Doctor continued prescribing addictive drugs even after Anna-Nicole Smith refused rehab, witness says [Updated]
Anna Nicole Smith’s internist prescribed dangerous amounts of addictive opiates and sedatives even after the model refused his recommendation of substance abuse counseling and stopped coming to his office for appointments, an expert told a judge today
The expert, a physician specializing in the treatment of chronic pain patients, testified that Dr. Sandeep Kapoor provided excessive amounts of the medications without obtaining a complete medical history, sending out for lab tests or even trying to determine whether anything was actually wrong with Smith.
“I saw no meaningful work-up,” expert witness Dr. James Gagne told a judge, who will determine whether there was sufficient evidence to try Kapoor; Smith’s psychiatrist and her boyfriend on charges of illegally furnishing her with prescription medication.
Gagne’s testimony came a day after another physician expert criticized the prescribing practices of Kapoor’s co-defendant, psychiatrist Khristine Eroshevich, as excessive and without a legitimate medical purpose. Both doctors as well as Howard K. Stern, Smith’s confidant and lover, have pleaded not guilty.
Gagne, who reviewed Kapoor’s conduct for the state medical board, said there were repeated instances of excessive prescribing in the three years leading up to the Playboy playmate’s 2007 fatal overdose at the age of 39.
When she fractured two ribs in 2004, he wrote a prescription for Dilaudid, a powerful and highly addictive opiate nicknamed “hospital heroin.” Her injuries, Gagne said, necessitated only “a low level opiate for a week or two.”

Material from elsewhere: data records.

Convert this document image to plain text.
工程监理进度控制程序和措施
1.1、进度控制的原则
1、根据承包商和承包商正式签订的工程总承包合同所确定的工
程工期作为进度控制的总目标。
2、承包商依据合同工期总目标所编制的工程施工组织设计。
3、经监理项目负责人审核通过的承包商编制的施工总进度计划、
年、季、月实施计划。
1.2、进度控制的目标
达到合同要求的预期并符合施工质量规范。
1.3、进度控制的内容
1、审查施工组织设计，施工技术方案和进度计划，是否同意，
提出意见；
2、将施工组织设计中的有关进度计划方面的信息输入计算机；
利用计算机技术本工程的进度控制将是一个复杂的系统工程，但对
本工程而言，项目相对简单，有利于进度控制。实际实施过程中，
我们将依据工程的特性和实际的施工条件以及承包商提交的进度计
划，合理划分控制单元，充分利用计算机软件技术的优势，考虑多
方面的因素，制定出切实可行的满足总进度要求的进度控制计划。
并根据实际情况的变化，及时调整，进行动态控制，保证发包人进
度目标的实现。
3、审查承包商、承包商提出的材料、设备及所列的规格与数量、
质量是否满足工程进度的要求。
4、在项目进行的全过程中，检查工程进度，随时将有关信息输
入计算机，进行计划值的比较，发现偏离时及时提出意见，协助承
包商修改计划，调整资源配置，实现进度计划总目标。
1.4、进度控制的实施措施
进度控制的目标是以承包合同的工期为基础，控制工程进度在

Instead, Smith remained on Dilaudid for six months, coming off only after Kapoor saw her on a televised awards show looking stoned and slurring her words, Gagne said.
He said Kapoor’s medical records indicate he met with Smith and Stern and she agreed to stop taking Dilaudid, but refused drug counseling.
Sixteen months later, a pregnant Smith was hospitalized for acute drug withdrawal. The treating psychiatrist at the hospital previously testified that she called Kapoor and told him that Smith was being weaned off methadone and sedatives, which posed grave dangers for her baby.
But on the day she was released, Kapoor prescribed her additional sedatives and over the next two months, wrote prescriptions for at least 540 sedative tablets as well as methadone.
He said he was also troubled by what he described as a fall-off in the doctor-patient relationship that made the prescriptions seem to “appear out of thin air,” he said. After her hospitalization, Kapoor saw her only one time – a meeting at a hair salon – and she subsequently decamped to the Bahamas.
The prescriptions for methadone and other drugs continued, Gagne said.
An attorney for Kapoor is to cross-examine the expert this afternoon.
[Updated at 6:32 P.M.
On cross-examination, a defense attorney implied that Kapoor deserved credit for raising the issue of drug use after the awards show and suggested the doctor was reassured Smith’s behavior was the result of a seizure, not too much medication.
"He took some action to address the possibility drugs were being abused," Ellyn Garofalo asked. The witness agreed.]